Months after dabbling with non-fungible tokens (NFTs), Meta is expanding the support for digital collectibles on its Instagram social media platform to 100 countries in Africa, Asia-Pacific, the Middle East and the Americas.

This means users around the world, including in Singapore, can share and display NFT artwork they have collected, which could potentially boost NFT adoption exponentially.

To get started, Instagram users have to choose which NFTs from their wallet to share and connect that with Instagram. For now, Meta supports popular ones from Coinbase, Dapper, Rainbow, MetaMask and Trust Wallet.

Blockchains that are will work with Instagram include the expected ones such as Ethereum, Polygon and Flow. Solana support is also coming soon, Meta said today in an announcement.

To share the NFTs, users do as they usually share any picture or video.

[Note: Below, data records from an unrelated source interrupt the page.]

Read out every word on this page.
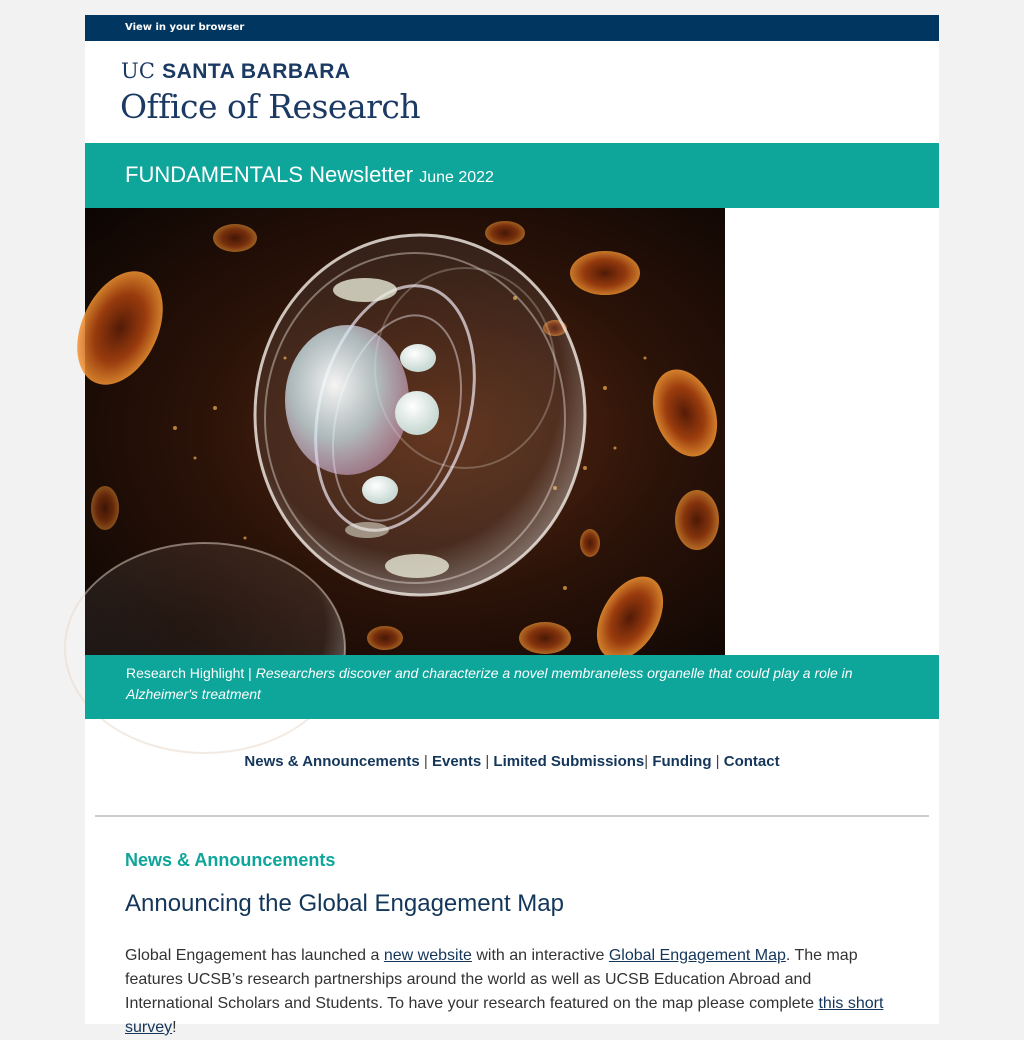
View in your browser
UC SANTA BARBARA
Office of Research
FUNDAMENTALS Newsletter June 2022

Research Highlight | Researchers discover and characterize a novel membraneless organelle that could play a role in Alzheimer's treatment

News & Announcements | Events | Limited Submissions| Funding | Contact
News & Announcements
Announcing the Global Engagement Map
Global Engagement has launched a new website with an interactive Global Engagement Map. The map features UCSB’s research partnerships around the world as well as UCSB Education Abroad and International Scholars and Students. To have your research featured on the map please complete this short survey!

However, an NFT will receive special visual treatment and can display public information like a description about the collectible.

The post can also tag a creator and collector, in a nod to the “special” status of both the creator and collector.

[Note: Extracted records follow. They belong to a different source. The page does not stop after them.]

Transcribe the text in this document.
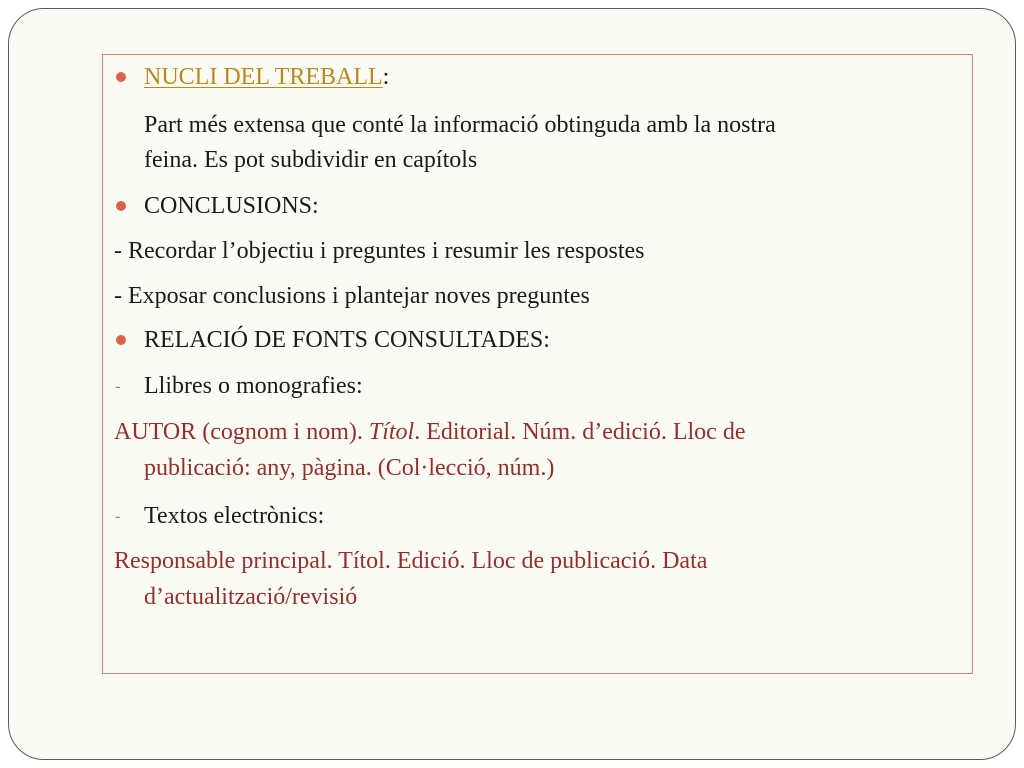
NUCLI DEL TREBALL:
Part més extensa que conté la informació obtinguda amb la nostra
feina. Es pot subdividir en capítols
CONCLUSIONS:
- Recordar l’objectiu i preguntes i resumir les respostes
- Exposar conclusions i plantejar noves preguntes
RELACIÓ DE FONTS CONSULTADES:
- Llibres o monografies:
AUTOR (cognom i nom). Títol. Editorial. Núm. d’edició. Lloc de
publicació: any, pàgina. (Col·lecció, núm.)
- Textos electrònics:
Responsable principal. Títol. Edició. Lloc de publicació. Data
d’actualització/revisió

Meta head honcho Mark Zuckerberg kicked off his company’s expanded efforts today by sharing a “soon-to-be” NFT of his old little league baseball card.

In May this year, Meta had started letting selected creators and collectors share their digital collectibles on Instagram. That test was limited to a handful of American creators and collectors.

The company had said then that its efforts would help build support for NFTs, making the space more inclusive to all communities.

In July, Meta had also started to test NFTs with selected creators on Facebook, another of the company’s large social media platforms. Of course, it is not hard to imagine Meta allowing NFTs to be shared on an immersive metaverse in future.

Meta isn’t the only one pushing for NFTs. Twitter, a preferred platform for many Web3 proponents, already allows premium users to use NFTs as profile pictures. YouTube, too, may embrace Web3 technologies, such as NFTs, to help content creators make money.

However, these efforts come at a time when NFTs and cryptocurrencies have suffered huge dips in value, prompting some market watchers to say that the new asset classes are undergoing a correction after years of hype.

While social media networks seem perfect to boost the fledging NFT technology, content creators still need to make compelling content that offer at least some sort of intrinsic value, rather like traditional artwork.

Celebrity-boosted NFT sales may work in the short term, as will hype-driven buying frenzies, say, for images of bored apes, which have fallen in price of late.

Ultimately, other intangible values, such as scarcity, the creator’s standing and the secondary market, all come together to determine a collectible’s price. At least with NFT, you can say the provenance won’t be in question.